Le bon Dr Pelloux devrait en outre éviter tout parallèle entre la pénibilité de ses horaires et celle des cadres du commerce ou de l’industrie. La comparaison des taux horaires rééls -et du stress également- ne lui serait pas nécessairement favorable.

vendredi 4 janvier 2008

Service public hospitalier livré aux mains d’humanistes ?
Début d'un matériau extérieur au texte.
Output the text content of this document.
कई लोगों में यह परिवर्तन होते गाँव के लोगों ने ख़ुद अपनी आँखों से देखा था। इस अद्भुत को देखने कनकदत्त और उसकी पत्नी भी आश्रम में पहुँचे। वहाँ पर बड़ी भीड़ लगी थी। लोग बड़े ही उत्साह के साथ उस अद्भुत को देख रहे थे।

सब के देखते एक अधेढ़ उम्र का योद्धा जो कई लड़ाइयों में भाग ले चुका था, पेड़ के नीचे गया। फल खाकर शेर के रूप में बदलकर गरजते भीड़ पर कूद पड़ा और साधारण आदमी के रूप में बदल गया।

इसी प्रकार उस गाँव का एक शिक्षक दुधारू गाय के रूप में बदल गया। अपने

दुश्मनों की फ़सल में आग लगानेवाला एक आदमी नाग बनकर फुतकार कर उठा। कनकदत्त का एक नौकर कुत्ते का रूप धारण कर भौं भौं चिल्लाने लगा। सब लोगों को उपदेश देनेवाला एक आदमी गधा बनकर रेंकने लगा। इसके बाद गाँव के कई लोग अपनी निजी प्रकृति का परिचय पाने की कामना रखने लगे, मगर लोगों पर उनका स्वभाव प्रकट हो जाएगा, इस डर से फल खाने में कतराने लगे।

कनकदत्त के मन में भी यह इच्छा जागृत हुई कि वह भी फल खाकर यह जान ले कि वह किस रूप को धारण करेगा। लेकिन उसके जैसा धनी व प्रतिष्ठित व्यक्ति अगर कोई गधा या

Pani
Patients dans l’angoisse, médecins machiavéliques
Pas de souci; ils sont en bonne santé!


Tom Pelloux, au centre,
avec Bové, à gauche





Tom Pelloux, à droite
avec Hollande




Si vous avez des parents ou amis en souffrance physique et morale, vous savez dans quelle angoisse les plongent l’attente et le chantage des urgentistes et réanimateurs qui, tels des FARC, annoncent un durcissement de leur grève.
Nos ‘guérilleros’ veulent le bien du peuple qui n’a d’autre choix que de se faire soigner à l’hôpital public. Ils veulent aussi le bien de ce système hospitalier avant le leur. Et portant, les syndicats d'urgentistes d'anesthésistes et de réanimateurs des hôpitaux publics s’activent à une extension de leur grève à l'ensemble des personnels. Ils ont annoncé vendredi une réunion avec les différentes fédérations syndicales dans le courant du mois de janvier, et appellent à participer à la journée de mobilisation prévue le 24 janvier dans la Fonction publique. Les malades du service public sont pris en otage mais ces précaires-là sont trop faibles pour être pris en compte. On ne peut les faire descendre dans la rue, voilà leur erreur.
Les grévistes réclament le paiement des heures supplémentaires et l'ouverture de négociations sur les comptes épargne temps (CET). Le ministère de la Santé faisait état vendredi de 7,35% de grévistes pour la nuit précédente au niveau national. Ce chiffre est contesté par les syndicats qui parlent de 50% à 90% de praticiens déclarés grévistes en fonction des départements, sachant qu'ils sont assignés par les directions des établissements pour assurer la continuité des soins. Pourquoi les syndicats battraient-ils le rappel au risque de faire monter la température des malades si une plus forte mobilisation n'est pas possible, d'après leurs chiffres?
Les patients sont de la menue monnaie d’échange dans le bras de faire avec les autorités. "Il va y avoir une intersyndicale avec les syndicats de médecins et les fédérations des personnels", d'ici la fin janvier, a déclaré vendredi le président de l'Association des médecins urgentistes de France (AMUF) Patrick Pelloux lors d'une conférence de presse à Paris. Si le furoncle Pelloux ne s’amusait pas à titiller les malades, il parlerait en clair : ‘d'ici la fin janvier’ signifie le ‘24 janvier’, point d’abcès de l’infection purulente du Dr Mabuse (lien Wikipedia), responsable mais pas coupable.